- Conference: Big Ten Conference
- Record: 8–9 (7–5 Big Ten)
- Head coach: Everett Dean (6th season);
- Captain: Branch McCracken
- Home arena: The Fieldhouse

= 1929–30 Indiana Hoosiers men's basketball team =

American college basketball season

The 1929–30 Indiana Hoosiers men's basketball team represented Indiana University. Their head coach was Everett Dean, who was in his 6th year. The team played its home games in The Fieldhouse in Bloomington, Indiana, and was a member of the Big Ten Conference.

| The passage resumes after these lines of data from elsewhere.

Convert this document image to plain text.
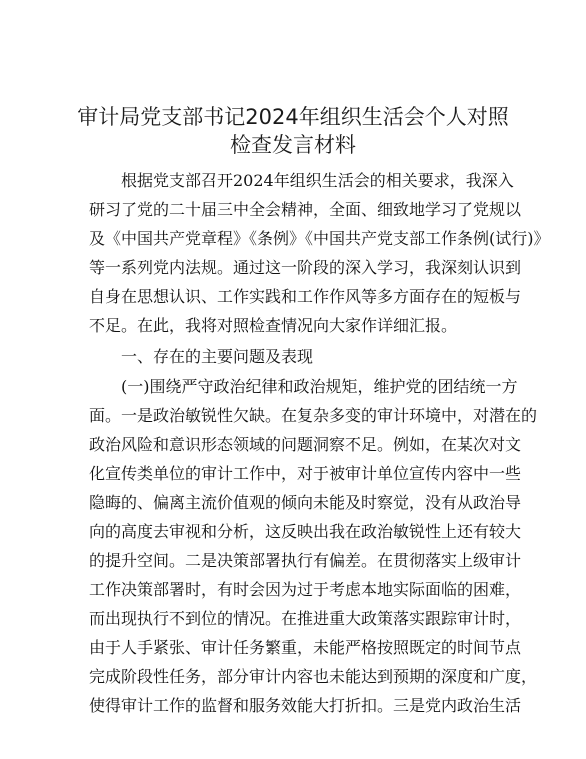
审计局党支部书记2024年组织生活会个人对照
检查发言材料

根据党支部召开2024年组织生活会的相关要求，我深入

研习了党的二十届三中全会精神，全面、细致地学习了党规以

及《中国共产党章程》《条例》《中国共产党支部工作条例(试行)》

等一系列党内法规。通过这一阶段的深入学习，我深刻认识到

自身在思想认识、工作实践和工作作风等多方面存在的短板与

不足。在此，我将对照检查情况向大家作详细汇报。

一、存在的主要问题及表现

(一)围绕严守政治纪律和政治规矩，维护党的团结统一方

面。一是政治敏锐性欠缺。在复杂多变的审计环境中，对潜在的

政治风险和意识形态领域的问题洞察不足。例如，在某次对文

化宣传类单位的审计工作中，对于被审计单位宣传内容中一些

隐晦的、偏离主流价值观的倾向未能及时察觉，没有从政治导

向的高度去审视和分析，这反映出我在政治敏锐性上还有较大

的提升空间。二是决策部署执行有偏差。在贯彻落实上级审计

工作决策部署时，有时会因为过于考虑本地实际面临的困难，

而出现执行不到位的情况。在推进重大政策落实跟踪审计时，

由于人手紧张、审计任务繁重，未能严格按照既定的时间节点

完成阶段性任务，部分审计内容也未能达到预期的深度和广度，

使得审计工作的监督和服务效能大打折扣。三是党内政治生活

The Hoosiers finished the regular season with an overall record of 8–9 and a conference record of 7–5, finishing 4th in the Big Ten Conference.

==Roster==

| No. | Name | Position | Ht. | Year | Hometown |
|---|---|---|---|---|---|
| 2 | Lucian Ashby | F | 5–11 | Jr. | Evansville, Indiana |
| 3 | Paul Jasper | C | 6–2 | Jr. | Fort Wayne, Indiana |
| 6 | James Strickland | F | 6–2 | Sr. | Owensville, Indiana |
| 7 | Branch McCracken | C | 6–5 | Sr. | Monrovia, Indiana |
| 8 | Claron Veller | G | 5–9 | Jr. | Linton, Indiana |
| 10 | Donald Cooper | F | 6–1 | Sr. | North Vernon, Indiana |
| 11 | Bernard Miller | F | 6–1 | Jr. | Waldron, Indiana |
| 12 | Victor Dauer | F | 5–11 | So. | Gary, Indiana |
| 13 | James Gill | G | 6–2 | Sr. | Washington, Indiana |
| 17 | Leonard Miller | F | 6–1 | Sr. | Waldron, Indiana |
| 18 | Carl Eber | G | N/A | N/A | Plymouth, Indiana |
| 19 | Jacob Bretz | F | 6–1 | Jr. | Huntingburg, Indiana |
| 21 | Maurice Massy | G | 6–1 | N/A | Indianapolis, Indiana |
| 22 | Joseph Zeller | G | 6–1 | So. | East Chicago, Indiana |
| N/A | Bill Blagrave | G | 6–2 | So. | Washington, Indiana |

==Schedule/results==

| Date time, TV | Rank^{#} | Opponent^{#} | Result | Record | Site city, state |
Regular season
| 12/7/1929* |  | DePauw | L 24–26 | 0–1 | The Fieldhouse Bloomington, Indiana |
| 12/13/1929* |  | Pittsburgh | L 31–35 | 0–2 | The Fieldhouse Bloomington, Indiana |
| 12/21/1929* |  | at Pennsylvania | L 21–26 | 0–3 | The Palestra Philadelphia |
| 1/7/1930* |  | Notre Dame | L 29–30 | 0–4 | The Fieldhouse Bloomington, Indiana |
| 1/11/1930 |  | at Chicago | W 36–24 | 1–4 (1–0) | Bartlett Gymnasium Chicago |
| 1/18/1930 |  | Northwestern | W 36–22 | 2–4 (2–0) | The Fieldhouse Bloomington, Indiana |
| 1/20/1930 |  | at Michigan | L 26–45 | 2–5 (2–1) | Yost Field House Ann Arbor, Michigan |
| 1/23/1930 |  | Wisconsin | L 21–23 | 2–6 (2–2) | The Fieldhouse Bloomington, Indiana |
| 2/3/1930* |  | at Washington (Mo.) | W 33–21 | 3–6 (2–2) | Field House St. Louis, Missouri |
| 2/8/1930 |  | at Ohio State | W 26–22 | 4–6 (3–2) | Ohio Expo Coliseum Columbus, Ohio |
| 2/12/1930 |  | at Northwestern | W 39–31 | 5–6 (4–2) | Old Patten Gymnasium Evanston, Illinois |
| 2/15/1930 |  | Chicago | W 28–16 | 6–6 (5–2) | The Fieldhouse Bloomington, Indiana |
| 2/22/1930 |  | Michigan | L 18–21 | 6–7 (5–3) | The Fieldhouse Bloomington, Indiana |
| 3/1/1930 |  | Ohio State | W 27–15 | 7–7 (6–3) | The Fieldhouse Bloomington, Indiana |
| 3/3/1930 |  | Minnesota | W 31–25 | 8–7 (7–3) | The Fieldhouse Bloomington, Indiana |
| 3/8/1930 |  | at Wisconsin | L 23–34 | 8–8 (7–4) | Red Gym Madison, Wisconsin |
| 3/10/1930 |  | at Minnesota | L 29–34 | 8–9 (7–5) | Minnesota Field House Minneapolis |
*Non-conference game. ^{#}Rankings from AP Poll. (#) Tournament seedings in parentheses.